A method of his in one foot of the relay is contracting the excavator’s boom in such a way that two teeth of its bucket can straddle a target softball set on a vertical pipe of PVC. If the operator’s bridged enough space between the ball and the lip then, curling it inward, they can use the bucket as a slide for the ball, guiding it down and containing it. (The Rodeo will officially call this event ‘softball pickup’ or ‘drop-in-the-bucket.’)

The Rodeo Relay will also include an egg pick-up with a backhoe and a truck back-up.

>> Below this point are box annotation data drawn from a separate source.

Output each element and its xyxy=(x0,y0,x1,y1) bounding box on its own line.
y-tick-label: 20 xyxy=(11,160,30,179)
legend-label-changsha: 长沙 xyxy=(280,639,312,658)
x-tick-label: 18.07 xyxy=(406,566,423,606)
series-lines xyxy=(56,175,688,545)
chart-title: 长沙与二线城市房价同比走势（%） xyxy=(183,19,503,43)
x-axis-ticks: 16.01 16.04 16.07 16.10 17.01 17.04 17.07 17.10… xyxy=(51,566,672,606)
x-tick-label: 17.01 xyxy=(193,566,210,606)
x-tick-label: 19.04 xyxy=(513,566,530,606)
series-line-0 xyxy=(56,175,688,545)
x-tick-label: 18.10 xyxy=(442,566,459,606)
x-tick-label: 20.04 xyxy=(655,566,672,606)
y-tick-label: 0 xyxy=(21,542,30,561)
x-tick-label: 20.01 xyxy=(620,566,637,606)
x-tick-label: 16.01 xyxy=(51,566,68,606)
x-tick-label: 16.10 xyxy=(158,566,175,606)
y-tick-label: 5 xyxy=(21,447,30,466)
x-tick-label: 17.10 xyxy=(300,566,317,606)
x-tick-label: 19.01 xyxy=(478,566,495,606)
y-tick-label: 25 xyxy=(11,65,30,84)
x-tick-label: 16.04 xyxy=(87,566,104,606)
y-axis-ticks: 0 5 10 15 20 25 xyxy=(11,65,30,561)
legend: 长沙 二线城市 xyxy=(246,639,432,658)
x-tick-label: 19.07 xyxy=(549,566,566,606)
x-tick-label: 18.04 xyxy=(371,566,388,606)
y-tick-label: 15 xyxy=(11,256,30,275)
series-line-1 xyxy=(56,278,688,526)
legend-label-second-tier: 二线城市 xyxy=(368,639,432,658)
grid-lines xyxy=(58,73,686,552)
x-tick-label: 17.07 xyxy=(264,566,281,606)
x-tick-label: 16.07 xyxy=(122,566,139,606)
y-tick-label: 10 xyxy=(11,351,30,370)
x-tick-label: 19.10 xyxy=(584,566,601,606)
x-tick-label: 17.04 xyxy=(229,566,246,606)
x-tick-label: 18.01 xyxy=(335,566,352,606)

“It’s all about rhythm of where me and my partner [or team members] are,” said competitor Jayson Visinoni. His Chico-based team, Quiet Riot, placed 6th of 39 at the 2018 Rodeo. “If I’m at a certain step, as long as he [or my team] falls into that same spot, we’re fine. If he goofs or I goof, we kinda fall out of rhythm.”

As a Paradise native, Visinoni shared his perspective on working as a PG&E employee in proximity to the Camp Fire and its aftermath.

“Both my partner and I live in Paradise. We were both born and raised there. Both of our houses are fine but nobody in our family’s—both of our family’s houses burned.

“I’ve been there almost 40 years, he’s been there almost 35 years. We’re definitely both proud PG&E workers, proud to be from Paradise.”

PG&Es Principal Communications Representative Tony Khing said that the company has been pedal-to-the-metal for decades on improving safety and reliability. In recent years, they’ve also turned internally towards boosting morale.